The one who grew up in Greece specializes in working on computers, where he plugs numbers into a model, runs simulated tests and generates information. His collaborator, who was raised near Boston, works with physical models, testing, tinkering and changing objects in real life.
Together, these two mechanical engineers who work at Stony Brook, recently won a $1 million grant from the U.S. Department of Energy to develop and test a patented design they hope improves the efficiency and reduces the emissions of car engines.
“The heart of what we do,” said Benjamin Lawler, an assistant professor in mechanical engineering, speaking broadly about his research interests, “is to look at the way our society works, look for inefficiencies and look for ways we can improve upon them.”
With a proposal to work with an onboard fuel reformer, Lawler, who is originally from Swampscott, Massachusetts, and Sotirios Mamalis, who was raised in Athens, Greece, won one of eight DOE grants awarded to research teams around the country that are exploring similar ways to improve vehicle technology.
The two engineers met when they were Ph.D. students at the University of Michigan. They had the same advisor, Dennis Assanis, who is now the provost at Stony Brook and a professor in the Department of Mechanical Engineering.
Assanis said these engineers faced stiff competition against people with similar backgrounds from around the world. “They prevailed over a pool of talented applicants,” Assanis said, adding that he has “tremendous confidence in their abilities.”
Stony Brook has been building its mechanical engineering department, among others at the campus, and hopes to nearly double the number of faculty within the next five years, Assanis said. He would like mechanical engineering to be “one of our strong pillars” for academic research.
Lawler and Mamalis are looking at improving the practical application of an existing technology called Reactivity Controlled Compression Ignition.
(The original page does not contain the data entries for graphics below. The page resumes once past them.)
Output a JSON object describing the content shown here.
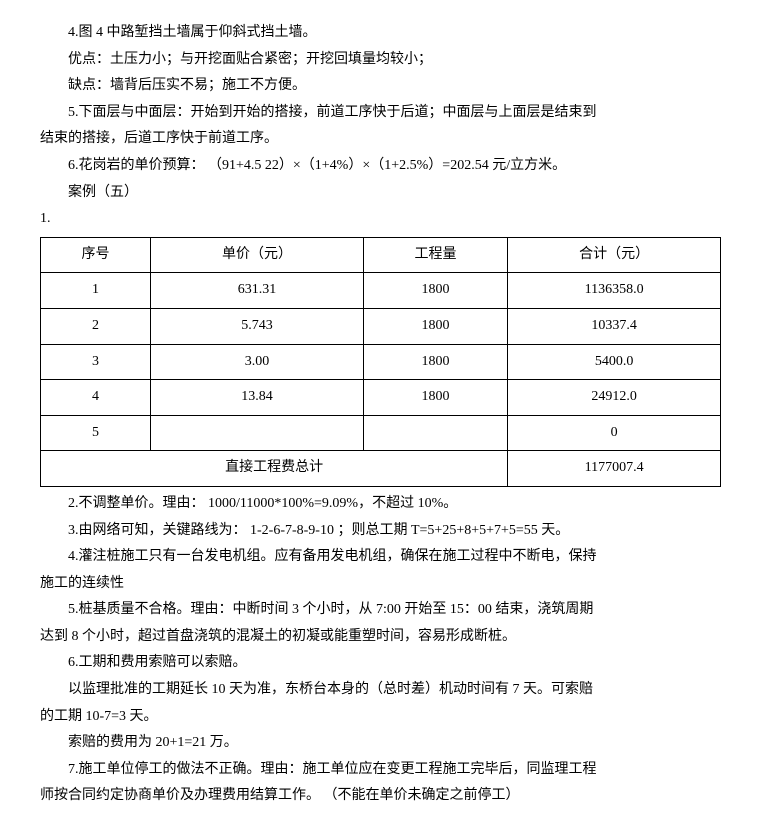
{
  "lines": {
    "l1": "4.图 4 中路堑挡土墙属于仰斜式挡土墙。",
    "l2": "优点：土压力小；与开挖面贴合紧密；开挖回填量均较小；",
    "l3": "缺点：墙背后压实不易；施工不方便。",
    "l4": "5.下面层与中面层：开始到开始的搭接，前道工序快于后道；中面层与上面层是结束到",
    "l4b": "结束的搭接，后道工序快于前道工序。",
    "l5": "6.花岗岩的单价预算：    （91+4.5   22）×（1+4%）×（1+2.5%）=202.54 元/立方米。",
    "l6": "案例（五）",
    "l7": "1."
  },
  "table": {
    "headers": [
      "序号",
      "单价（元）",
      "工程量",
      "合计（元）"
    ],
    "rows": [
      [
        "1",
        "631.31",
        "1800",
        "1136358.0"
      ],
      [
        "2",
        "5.743",
        "1800",
        "10337.4"
      ],
      [
        "3",
        "3.00",
        "1800",
        "5400.0"
      ],
      [
        "4",
        "13.84",
        "1800",
        "24912.0"
      ],
      [
        "5",
        "",
        "",
        "0"
      ]
    ],
    "totalLabel": "直接工程费总计",
    "totalValue": "1177007.4"
  },
  "after": {
    "a1": "2.不调整单价。理由：      1000/11000*100%=9.09%，不超过  10%。",
    "a2": "3.由网络可知，关键路线为：      1-2-6-7-8-9-10 ；则总工期  T=5+25+8+5+7+5=55   天。",
    "a3": "4.灌注桩施工只有一台发电机组。应有备用发电机组，确保在施工过程中不断电，保持",
    "a3b": "施工的连续性",
    "a4": "5.桩基质量不合格。理由：中断时间      3 个小时，从   7:00  开始至   15：00 结束，浇筑周期",
    "a4b": "达到  8 个小时，超过首盘浇筑的混凝土的初凝或能重塑时间，容易形成断桩。",
    "a5": "6.工期和费用索赔可以索赔。",
    "a6": "以监理批准的工期延长      10 天为准，东桥台本身的（总时差）机动时间有        7 天。可索赔",
    "a6b": "的工期  10-7=3 天。",
    "a7": "索赔的费用为    20+1=21 万。",
    "a8": "7.施工单位停工的做法不正确。理由：施工单位应在变更工程施工完毕后，同监理工程",
    "a8b": "师按合同约定协商单价及办理费用结算工作。       （不能在单价未确定之前停工）"
  }
}
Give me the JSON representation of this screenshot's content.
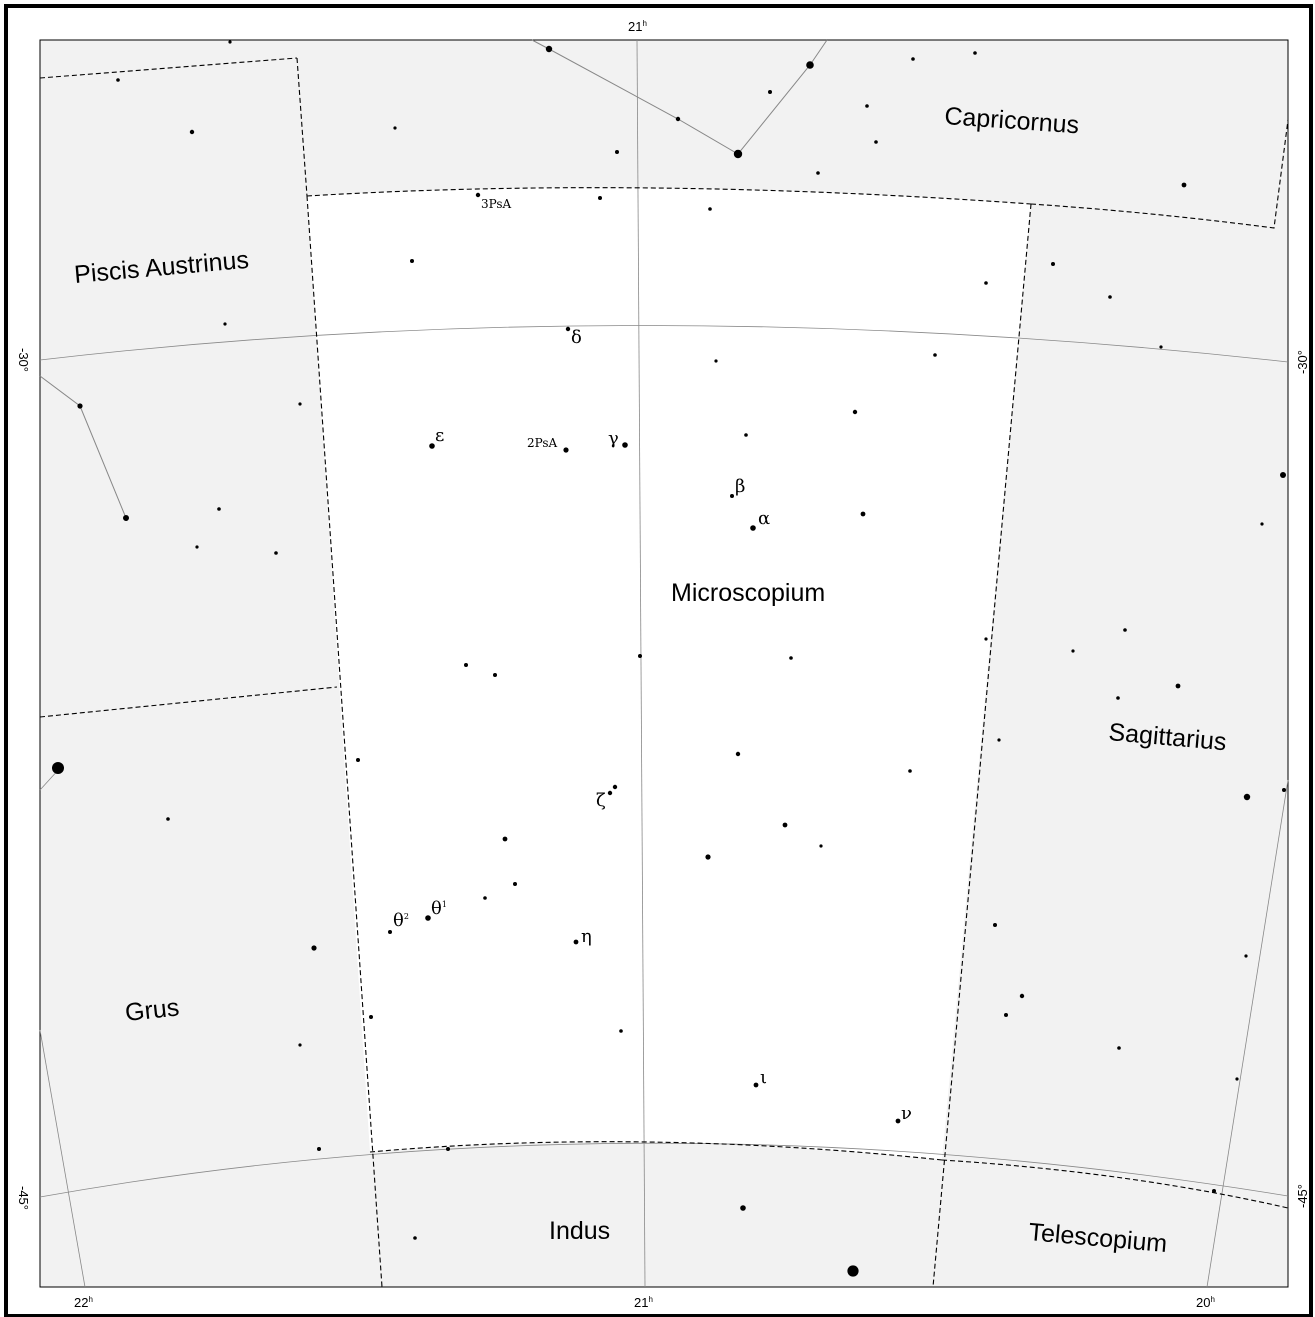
{
  "map": {
    "background_color": "#f2f2f2",
    "highlight_color": "#ffffff",
    "frame_color": "#000000",
    "grid_color": "#888888"
  },
  "constellations": {
    "microscopium": "Microscopium",
    "capricornus": "Capricornus",
    "piscis_austrinus": "Piscis Austrinus",
    "sagittarius": "Sagittarius",
    "grus": "Grus",
    "indus": "Indus",
    "telescopium": "Telescopium"
  },
  "ra_labels": {
    "top_21": "21",
    "bottom_22": "22",
    "bottom_21": "21",
    "bottom_20": "20",
    "hour_sup": "h"
  },
  "dec_labels": {
    "left_m30": "-30°",
    "right_m30": "-30°",
    "left_m45": "-45°",
    "right_m45": "-45°"
  },
  "star_labels": {
    "delta": "δ",
    "epsilon": "ε",
    "gamma": "γ",
    "beta": "β",
    "alpha": "α",
    "zeta": "ζ",
    "eta": "η",
    "theta1": "θ",
    "theta1_sup": "1",
    "theta2": "θ",
    "theta2_sup": "2",
    "iota": "ι",
    "nu": "ν",
    "cat_2psa": "2PsA",
    "cat_3psa": "3PsA"
  },
  "stars": [
    {
      "name": "star-mic-alpha",
      "mag": 4.9
    },
    {
      "name": "star-mic-gamma",
      "mag": 4.7
    },
    {
      "name": "star-mic-epsilon",
      "mag": 4.7
    },
    {
      "name": "star-mic-theta1",
      "mag": 4.8
    }
  ]
}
These type of engines require two different types of fuel, which limits their use.
“Concepts that use two fuels haven’t worked out well,” Assanis said.
Lawler and Mamalis are hoping to improve on the use of an onboard fuel reform system that will change the chemical composition of one type of gas into two, enabling more consumer vehicles to benefit from the RCCI technology.
An onboard fuel reformer will “take a fuel and partially react it, changing its chemical composition into a different mixture,” Lawler said.
Using funds from the grant for the next three years, Lawler and Mamalis will test conventional gas, diesel and natural gas to see if their approach to the fuel reformer can expand the application of this technology.
Mamalis said he expects, based on the literature and the properties of the parent fuels, that conventional gas will be the best candidate for the process.
Lawler and Mamalis said they face a number of hurdles to make their approach viable.
“One of the personal concerns I have is whether there’s enough difference between the parent fuel and what it gets reformed into,” Lawler said.
Assanis, who is a co-principal investigator on the grant, said there’s “very good potential” for this fuel reformer, although he, too, recognized the difficulties along the way.
“We can’t have a reformer that takes too much space and we need to keep the weight low,” Assanis said. Still, this kind of research could lead to advances in the technology. “We need to walk before we drive,” said Assanis.
If the work on this project shows some promise, and Lawler and Mamalis generate improved efficiency and lower emissions, they would likely submit more grants and, down the road, look to attract a commercial partner.
Stony Brook “wants to give back to the community” with its innovations, Assanis said. If this proves effective, the researchers could license it to others or they might form a start-up company with university investors.
In addition to the internal combustion engine work, the duo is working on a study funded by the Advanced Research Projects Agency-Energy that relates to stationary electrical power generation.
Assanis said this is one of four ARPA-E awards Stony Brook faculty have received recently, that total a combined $6.5 million.
“It’s hard to get these grants,” Assanis said. “We’ve gotten four awards at the same time in different areas. This shows you where we want to go.”
Lawler and Mamalis said they are working to learn each other’s domains, as Mamalis has improved Lawler’s knowledge of computer modeling and Mamalis is spending more time working with the machine parts in the lab.
A resident of Stony Brook, Lawler said Long Island is similar to where he grew up. The differences are more dramatic for Mamalis, who speaks Greek, English and German. Mamalis said he has a “professional opportunity to grow that he wouldn’t have in Greece,” and he appreciates the proximity to New York City.
The two assistant professors worked with one graduate student in their lab last semester. This semester, they have five graduate students.
Assanis expressed confidence in the professional collaborations of these two mechanical engineers. “They are a good partnership,” Assanis said and he sees how “well they complement each other.”